Infrastructure and System Enhancements

Multiple Product Environments

For simplicity, all resources are deployed into one account. Creating multiple accounts to organize all the resources of the solution is a good DevOps practice. A multi-account strategy is important not only to improve governance but also to increase security and control of the resources that support the business. This strategy allows developers, data scientists and data engineers to experiment, innovate, and integrate faster, while keeping the production environment safe and available for your customers.

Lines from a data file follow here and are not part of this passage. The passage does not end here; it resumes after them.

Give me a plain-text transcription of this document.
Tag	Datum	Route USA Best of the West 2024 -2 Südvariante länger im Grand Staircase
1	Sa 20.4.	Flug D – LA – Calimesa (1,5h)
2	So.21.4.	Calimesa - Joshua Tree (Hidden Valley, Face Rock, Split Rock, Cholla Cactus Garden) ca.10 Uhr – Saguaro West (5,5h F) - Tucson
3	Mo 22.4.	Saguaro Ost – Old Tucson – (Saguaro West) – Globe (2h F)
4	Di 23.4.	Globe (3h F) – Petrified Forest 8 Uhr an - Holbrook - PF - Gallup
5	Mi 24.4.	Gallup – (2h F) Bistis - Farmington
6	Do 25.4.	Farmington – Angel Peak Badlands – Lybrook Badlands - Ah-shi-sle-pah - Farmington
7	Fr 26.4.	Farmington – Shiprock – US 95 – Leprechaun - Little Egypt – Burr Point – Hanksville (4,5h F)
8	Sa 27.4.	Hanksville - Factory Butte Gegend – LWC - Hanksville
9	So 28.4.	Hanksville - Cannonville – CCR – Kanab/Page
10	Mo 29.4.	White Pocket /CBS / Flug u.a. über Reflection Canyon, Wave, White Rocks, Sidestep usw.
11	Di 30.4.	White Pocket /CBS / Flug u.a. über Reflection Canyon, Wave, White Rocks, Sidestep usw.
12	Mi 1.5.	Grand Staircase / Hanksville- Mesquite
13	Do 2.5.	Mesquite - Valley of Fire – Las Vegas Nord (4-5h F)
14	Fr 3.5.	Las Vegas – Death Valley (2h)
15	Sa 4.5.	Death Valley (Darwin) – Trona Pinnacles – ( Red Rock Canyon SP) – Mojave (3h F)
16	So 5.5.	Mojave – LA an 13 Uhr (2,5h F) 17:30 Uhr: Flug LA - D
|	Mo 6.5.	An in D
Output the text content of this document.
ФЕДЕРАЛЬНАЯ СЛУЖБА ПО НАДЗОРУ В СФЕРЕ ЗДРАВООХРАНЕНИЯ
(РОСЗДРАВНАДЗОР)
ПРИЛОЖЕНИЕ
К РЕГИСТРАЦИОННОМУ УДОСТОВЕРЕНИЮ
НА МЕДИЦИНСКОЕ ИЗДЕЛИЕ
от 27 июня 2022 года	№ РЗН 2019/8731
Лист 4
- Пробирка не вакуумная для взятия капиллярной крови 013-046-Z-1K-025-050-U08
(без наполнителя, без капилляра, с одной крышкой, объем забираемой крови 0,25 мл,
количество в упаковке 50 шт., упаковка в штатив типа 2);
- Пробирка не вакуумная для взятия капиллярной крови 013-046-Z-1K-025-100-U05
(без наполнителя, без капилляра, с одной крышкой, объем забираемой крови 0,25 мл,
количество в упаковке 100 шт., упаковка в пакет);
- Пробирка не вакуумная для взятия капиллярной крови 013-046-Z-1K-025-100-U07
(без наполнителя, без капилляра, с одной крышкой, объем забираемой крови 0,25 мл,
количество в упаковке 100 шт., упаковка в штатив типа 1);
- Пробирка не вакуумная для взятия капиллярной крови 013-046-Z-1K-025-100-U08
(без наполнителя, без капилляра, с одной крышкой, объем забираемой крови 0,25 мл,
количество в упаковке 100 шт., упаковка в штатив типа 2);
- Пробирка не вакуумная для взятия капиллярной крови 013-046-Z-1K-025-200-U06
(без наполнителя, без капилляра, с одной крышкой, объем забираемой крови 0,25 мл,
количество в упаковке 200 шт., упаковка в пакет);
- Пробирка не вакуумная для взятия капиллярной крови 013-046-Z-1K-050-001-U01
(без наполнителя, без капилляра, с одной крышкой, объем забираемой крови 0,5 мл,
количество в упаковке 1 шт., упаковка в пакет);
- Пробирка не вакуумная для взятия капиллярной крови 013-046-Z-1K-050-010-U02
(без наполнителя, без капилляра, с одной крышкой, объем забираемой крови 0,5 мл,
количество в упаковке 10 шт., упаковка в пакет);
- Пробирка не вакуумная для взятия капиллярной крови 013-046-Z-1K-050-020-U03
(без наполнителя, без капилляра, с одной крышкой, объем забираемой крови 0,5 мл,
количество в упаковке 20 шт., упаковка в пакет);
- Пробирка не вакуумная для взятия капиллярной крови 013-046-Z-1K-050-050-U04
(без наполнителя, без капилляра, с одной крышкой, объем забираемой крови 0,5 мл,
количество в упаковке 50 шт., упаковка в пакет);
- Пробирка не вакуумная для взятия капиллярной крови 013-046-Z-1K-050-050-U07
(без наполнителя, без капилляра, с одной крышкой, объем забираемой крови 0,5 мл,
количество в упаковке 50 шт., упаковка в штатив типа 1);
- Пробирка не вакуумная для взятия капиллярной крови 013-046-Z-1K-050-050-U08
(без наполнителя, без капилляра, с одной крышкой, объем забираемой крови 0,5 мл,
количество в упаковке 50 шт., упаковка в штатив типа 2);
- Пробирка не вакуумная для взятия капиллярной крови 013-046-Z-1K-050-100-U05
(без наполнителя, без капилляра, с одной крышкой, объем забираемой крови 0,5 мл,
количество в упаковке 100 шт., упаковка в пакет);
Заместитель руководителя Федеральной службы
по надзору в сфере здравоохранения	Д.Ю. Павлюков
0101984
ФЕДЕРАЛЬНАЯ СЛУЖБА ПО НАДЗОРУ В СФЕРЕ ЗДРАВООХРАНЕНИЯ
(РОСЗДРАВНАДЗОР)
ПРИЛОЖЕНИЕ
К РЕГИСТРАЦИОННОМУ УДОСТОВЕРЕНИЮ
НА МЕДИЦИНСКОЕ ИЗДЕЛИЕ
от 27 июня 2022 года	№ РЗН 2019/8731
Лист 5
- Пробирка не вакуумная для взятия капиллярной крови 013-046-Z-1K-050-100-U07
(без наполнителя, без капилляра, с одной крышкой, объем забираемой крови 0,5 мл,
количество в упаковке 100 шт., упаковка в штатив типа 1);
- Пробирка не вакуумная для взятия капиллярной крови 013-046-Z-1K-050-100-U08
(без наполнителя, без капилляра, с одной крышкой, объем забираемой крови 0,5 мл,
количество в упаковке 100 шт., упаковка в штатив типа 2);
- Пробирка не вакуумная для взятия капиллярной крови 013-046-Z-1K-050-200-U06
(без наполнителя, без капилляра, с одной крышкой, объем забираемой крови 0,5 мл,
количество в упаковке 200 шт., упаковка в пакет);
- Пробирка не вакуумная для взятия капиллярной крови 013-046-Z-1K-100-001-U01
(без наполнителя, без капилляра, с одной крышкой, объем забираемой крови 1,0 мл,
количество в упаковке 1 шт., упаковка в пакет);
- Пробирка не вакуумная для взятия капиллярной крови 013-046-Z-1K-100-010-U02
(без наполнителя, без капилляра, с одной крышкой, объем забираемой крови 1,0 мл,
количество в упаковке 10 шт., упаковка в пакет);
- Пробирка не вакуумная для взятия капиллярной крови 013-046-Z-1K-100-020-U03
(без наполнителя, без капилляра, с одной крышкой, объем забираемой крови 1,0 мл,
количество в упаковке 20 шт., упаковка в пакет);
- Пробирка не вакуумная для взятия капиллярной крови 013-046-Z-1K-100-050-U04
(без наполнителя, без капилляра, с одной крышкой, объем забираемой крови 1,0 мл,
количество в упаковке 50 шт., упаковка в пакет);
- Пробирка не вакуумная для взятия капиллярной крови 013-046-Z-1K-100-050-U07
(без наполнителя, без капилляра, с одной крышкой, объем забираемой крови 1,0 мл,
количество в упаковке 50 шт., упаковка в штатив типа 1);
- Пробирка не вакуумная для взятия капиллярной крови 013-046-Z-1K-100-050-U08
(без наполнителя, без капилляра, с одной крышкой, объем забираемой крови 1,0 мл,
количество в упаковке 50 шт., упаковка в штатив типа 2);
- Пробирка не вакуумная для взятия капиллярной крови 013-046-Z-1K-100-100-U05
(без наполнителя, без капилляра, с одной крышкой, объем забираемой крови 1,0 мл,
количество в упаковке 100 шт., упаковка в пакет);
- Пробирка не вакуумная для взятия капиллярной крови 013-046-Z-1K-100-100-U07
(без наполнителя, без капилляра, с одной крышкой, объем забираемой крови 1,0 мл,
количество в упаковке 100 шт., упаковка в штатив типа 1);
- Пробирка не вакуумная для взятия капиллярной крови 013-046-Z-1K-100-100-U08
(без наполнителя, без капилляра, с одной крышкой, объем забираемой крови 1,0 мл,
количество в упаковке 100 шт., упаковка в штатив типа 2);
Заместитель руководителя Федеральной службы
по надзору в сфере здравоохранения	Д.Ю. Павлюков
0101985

It is recommended to create at least 3 different AWS accounts, one for each environment: Dev, Staging and Production.

Dev Environment

Dev Environment should be equipped with the same type of resources as the Production environment, as well as Sagemaker Studio/Notebook where data scientist can experiment with developing the machine learning solution.

Staging Environment

Similar to the Dev Environment, Staging Environment should have the same type of resources like in the Production Environment. And it is used to run fully end-to-end integration tests before the infrastructure as code changes or the new models are deployed to the Production Environment.

Production Environment

Production Environment is a more tightly controlled environment used to serve inferences on real-world data for real-world customers. All the infrastructure changes and new models must be fully tested before being deployed to Production Environment.